Meinwen smiled, shoving the envelope through the letterbox before climbing into Dafydd’s ice-cream truck. She’d timed her moving date to his day off so he could drive her. “Yes. Let’s go before I change my mind.”
“Is that a possibility? I could drop my keys down this drain.”
She laughed. “No, I’m going and I won’t be back.”
“Not even for my Mr. Whippy?”
“Maybe for that.” She climbed into the passenger side. “I never could resist your strawberry syrup.”
“Now you’re talking.” Dafydd laughed and climbed in, turning the engine over to warm it up. Meinwen winced at the sudden peal of Greensleeves through the loudspeaker.
Dafydd lunged to switch it off. “Sorry.”
“Thank you.” Meinwen shook her head, grimacing. “Honestly, I don’t know why ice-cream trucks play that tune at all. It’s so sad.”
“Is it?” Dafydd pulled off and headed downhill. “It’s just an old English madrigal, isn’t it? All about true love and delightful company.”
“Unrequited love and a king pining away for
want of a woman,” said Meinwen. “You might as well be playing Madonna’s Sex through your loudspeakers.”
Dafydd laughed. “I’d probably sell more ice cream, too.” He slipped in a CD of nineties chart hits and they drove through the rest of Aberdovey in companionable silence. Meinwen was wrapped in thoughts of the town she’d grown up in and how Dafydd would fare without his best friend. “There’s your old shop,” he said as they passed the vacant building. “They’ve not started renovating it yet.”
“Never,” said Meinwen, “am I calling a shop ‘Reincarnations’ again. It’s just asking for the lease to be canceled.”
“Well, it is coming back to life,” said Dafydd, trying to hide a smile, “just as a bookies. It could be worse.”
“In what way?” Meinwen turned her attention from the beachfront properties to the driver. “What could be worse than a bookies?”
“A butcher’s?” He allowed a grin to break through. “Or a Methodist church.”
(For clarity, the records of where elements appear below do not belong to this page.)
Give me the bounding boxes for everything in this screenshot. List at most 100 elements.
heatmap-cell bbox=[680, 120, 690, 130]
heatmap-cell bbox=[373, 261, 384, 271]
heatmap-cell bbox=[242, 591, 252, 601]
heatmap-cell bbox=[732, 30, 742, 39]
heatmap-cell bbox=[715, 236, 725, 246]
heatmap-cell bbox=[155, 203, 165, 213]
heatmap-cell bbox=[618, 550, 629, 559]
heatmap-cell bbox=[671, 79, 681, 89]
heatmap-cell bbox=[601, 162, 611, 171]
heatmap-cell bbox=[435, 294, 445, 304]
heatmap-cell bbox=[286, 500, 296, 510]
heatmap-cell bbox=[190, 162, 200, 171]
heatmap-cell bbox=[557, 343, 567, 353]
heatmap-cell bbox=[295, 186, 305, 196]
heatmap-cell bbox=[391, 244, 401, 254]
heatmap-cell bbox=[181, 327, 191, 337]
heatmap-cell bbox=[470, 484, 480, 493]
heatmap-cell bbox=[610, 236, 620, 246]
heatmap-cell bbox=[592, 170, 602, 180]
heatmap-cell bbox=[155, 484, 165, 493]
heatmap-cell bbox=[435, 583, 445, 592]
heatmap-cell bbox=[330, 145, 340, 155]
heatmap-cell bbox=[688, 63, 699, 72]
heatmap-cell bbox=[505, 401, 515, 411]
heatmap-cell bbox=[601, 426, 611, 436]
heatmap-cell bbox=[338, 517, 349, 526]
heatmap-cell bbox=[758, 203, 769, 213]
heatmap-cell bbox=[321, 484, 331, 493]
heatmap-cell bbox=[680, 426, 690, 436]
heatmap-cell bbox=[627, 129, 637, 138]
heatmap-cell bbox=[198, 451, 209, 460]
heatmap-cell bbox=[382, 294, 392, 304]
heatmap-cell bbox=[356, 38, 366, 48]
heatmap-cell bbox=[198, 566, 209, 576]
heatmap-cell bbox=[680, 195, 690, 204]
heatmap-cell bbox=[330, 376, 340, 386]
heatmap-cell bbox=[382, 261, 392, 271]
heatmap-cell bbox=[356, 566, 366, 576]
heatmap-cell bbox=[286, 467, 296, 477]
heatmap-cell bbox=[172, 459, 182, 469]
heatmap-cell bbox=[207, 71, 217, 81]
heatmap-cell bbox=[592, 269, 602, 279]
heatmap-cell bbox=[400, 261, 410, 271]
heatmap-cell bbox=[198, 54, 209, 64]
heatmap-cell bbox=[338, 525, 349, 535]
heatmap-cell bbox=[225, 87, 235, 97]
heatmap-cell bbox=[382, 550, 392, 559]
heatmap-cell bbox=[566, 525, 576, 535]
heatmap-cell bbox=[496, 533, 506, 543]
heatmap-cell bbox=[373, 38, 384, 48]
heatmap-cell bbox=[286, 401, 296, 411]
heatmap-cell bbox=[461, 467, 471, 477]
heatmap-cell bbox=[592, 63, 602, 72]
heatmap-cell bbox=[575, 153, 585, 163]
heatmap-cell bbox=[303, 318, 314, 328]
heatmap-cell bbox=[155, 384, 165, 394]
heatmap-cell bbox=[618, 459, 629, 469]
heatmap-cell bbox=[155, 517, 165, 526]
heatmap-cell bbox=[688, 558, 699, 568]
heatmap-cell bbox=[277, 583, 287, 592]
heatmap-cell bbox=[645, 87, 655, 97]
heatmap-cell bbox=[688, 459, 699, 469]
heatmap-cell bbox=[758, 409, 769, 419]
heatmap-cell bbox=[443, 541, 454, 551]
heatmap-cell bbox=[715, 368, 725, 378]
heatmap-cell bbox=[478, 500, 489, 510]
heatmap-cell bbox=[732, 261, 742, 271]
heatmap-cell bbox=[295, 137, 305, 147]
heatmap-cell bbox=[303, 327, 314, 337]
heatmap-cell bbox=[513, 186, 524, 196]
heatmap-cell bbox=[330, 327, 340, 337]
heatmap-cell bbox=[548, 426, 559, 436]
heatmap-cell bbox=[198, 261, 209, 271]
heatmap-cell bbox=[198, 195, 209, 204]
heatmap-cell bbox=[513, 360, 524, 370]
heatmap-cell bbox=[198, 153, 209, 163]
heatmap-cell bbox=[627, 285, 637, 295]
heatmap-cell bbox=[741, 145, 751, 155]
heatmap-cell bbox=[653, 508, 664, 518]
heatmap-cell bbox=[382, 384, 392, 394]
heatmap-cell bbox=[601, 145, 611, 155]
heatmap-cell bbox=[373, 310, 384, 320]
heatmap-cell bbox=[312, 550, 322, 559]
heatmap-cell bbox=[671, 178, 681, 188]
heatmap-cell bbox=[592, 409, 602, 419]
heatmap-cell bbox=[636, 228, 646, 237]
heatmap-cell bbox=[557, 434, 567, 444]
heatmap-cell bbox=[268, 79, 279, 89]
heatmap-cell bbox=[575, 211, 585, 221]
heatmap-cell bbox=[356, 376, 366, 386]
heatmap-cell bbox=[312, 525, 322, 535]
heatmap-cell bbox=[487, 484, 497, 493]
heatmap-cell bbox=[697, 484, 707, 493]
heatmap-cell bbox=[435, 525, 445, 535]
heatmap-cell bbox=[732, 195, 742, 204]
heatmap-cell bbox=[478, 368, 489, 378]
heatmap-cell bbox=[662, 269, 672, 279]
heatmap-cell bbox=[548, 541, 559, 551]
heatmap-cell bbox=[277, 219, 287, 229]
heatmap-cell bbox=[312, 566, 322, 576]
Meinwen punched him on the arm. “Oh, very funny, I don’t think. Watch out for that bolt of lightning!”
“Where?”
“It must have been my imagination,” she said. “Because at least I have one. I didn’t go into a dead-end job like you.”
“Ice-cream trucking isn’t a dead-end job,” he said. “Well, except when you park up in dead ends.”
“It’s not a life’s ambition, though, is it? Didn’t you want to be a rock star?”
“I’m still working on it.”
“How far have you got?”
“Three Blind Mice on the recorder. I’m a bit stuck on getting the G-sharp, see.”
Meinwen laughed. “What about the winter? I’ve seen you with all sorts of jobs in the winter. Didn’t one of them grab you?”
“I quite like the burger truck,” said Dafydd. “Not that there’s much call for burgers in the middle of winter. You freeze your tits off just getting your money out, sometimes, let alone driving to Aberystwyth or Machynlleth, and then I’m digging trucks out of snowdrifts, see.” He glanced across at her. “What about you, then? How did you meet this fancy man of yours? What does he look like?”